The US Department of Energy (DOE) has agreed to sell around 300,000 tonnes of depleted uranium hexafluoride to GE Hitachi Global Laser Enrichment (GLE) for re-enrichment at a proposed plant to be built near DOE’s Paducah site in Kentucky. The agreement paves the way for commercialisation of Silex laser enrichment technology.
GLE was selected by the DOE in 2013 to enter contract negotiations on the construction of a laser enrichment plant former at the former gaseous enrichment site at Paducah, Kentucky to re-enrich its inventory of high-assay depleted uranium tails. The tails, left over from previous enrichment operations, contain a lower proportion of uranium-235 than in naturally occurring uranium but can potentially be re-enriched for use in nuclear fuel.

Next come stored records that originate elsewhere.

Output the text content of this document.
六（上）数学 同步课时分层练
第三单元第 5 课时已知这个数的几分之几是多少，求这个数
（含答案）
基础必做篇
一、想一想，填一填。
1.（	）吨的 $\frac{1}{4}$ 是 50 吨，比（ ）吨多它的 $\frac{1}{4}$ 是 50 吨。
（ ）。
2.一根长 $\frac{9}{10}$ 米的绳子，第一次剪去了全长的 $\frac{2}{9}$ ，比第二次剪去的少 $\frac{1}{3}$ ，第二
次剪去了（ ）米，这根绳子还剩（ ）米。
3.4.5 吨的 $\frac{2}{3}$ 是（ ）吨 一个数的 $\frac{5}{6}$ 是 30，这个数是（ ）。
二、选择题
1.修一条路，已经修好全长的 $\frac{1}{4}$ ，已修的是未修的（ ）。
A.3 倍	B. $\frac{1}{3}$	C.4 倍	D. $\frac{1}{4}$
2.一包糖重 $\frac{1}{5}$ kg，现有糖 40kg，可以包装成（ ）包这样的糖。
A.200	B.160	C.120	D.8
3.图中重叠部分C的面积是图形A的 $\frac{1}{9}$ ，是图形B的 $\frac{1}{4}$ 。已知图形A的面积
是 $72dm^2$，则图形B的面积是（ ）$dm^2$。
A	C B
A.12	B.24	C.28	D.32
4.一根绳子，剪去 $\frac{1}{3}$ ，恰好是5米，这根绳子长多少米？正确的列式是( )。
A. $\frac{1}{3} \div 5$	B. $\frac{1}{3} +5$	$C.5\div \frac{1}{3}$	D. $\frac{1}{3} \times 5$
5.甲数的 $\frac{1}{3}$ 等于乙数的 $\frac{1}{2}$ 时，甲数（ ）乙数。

GLE will finance, construct, own and operate the Paducah Laser Enrichment Facility, which will be a commercial enrichment plant licensed by the US Nuclear Regulatory Commission (NRC). Re-enrichment of the 300,000 tonnes of tails would take place over 40 years, producing around 100,000 tonnes of “natural-grade” uranium which would be sold into the world uranium market. The balance of the material – low assay tails – would be returned to the DOE for disposition.
Sometimes described as third-generation technology, laser enrichment processes promise improved efficiency and lower costs than the centrifuge enrichment plants in operation today. Silex stands for Separation of Isotopes by Laser Excitation.
Australian company Silex Systems Ltd, which developed the technology, said the production rate of the Paducah facility and the subsequent sale of uranium into the market is likely to be regulated by the US government at around 2000 tU per year, equivalent to a mine producing around 5 million pounds U3O8 per year.
Silex said that subject to “timely completion” of the technology commercialisation program, prevailing market conditions and regulatory approvals, construction of the Paducah plant could take place in the “early 2020s”.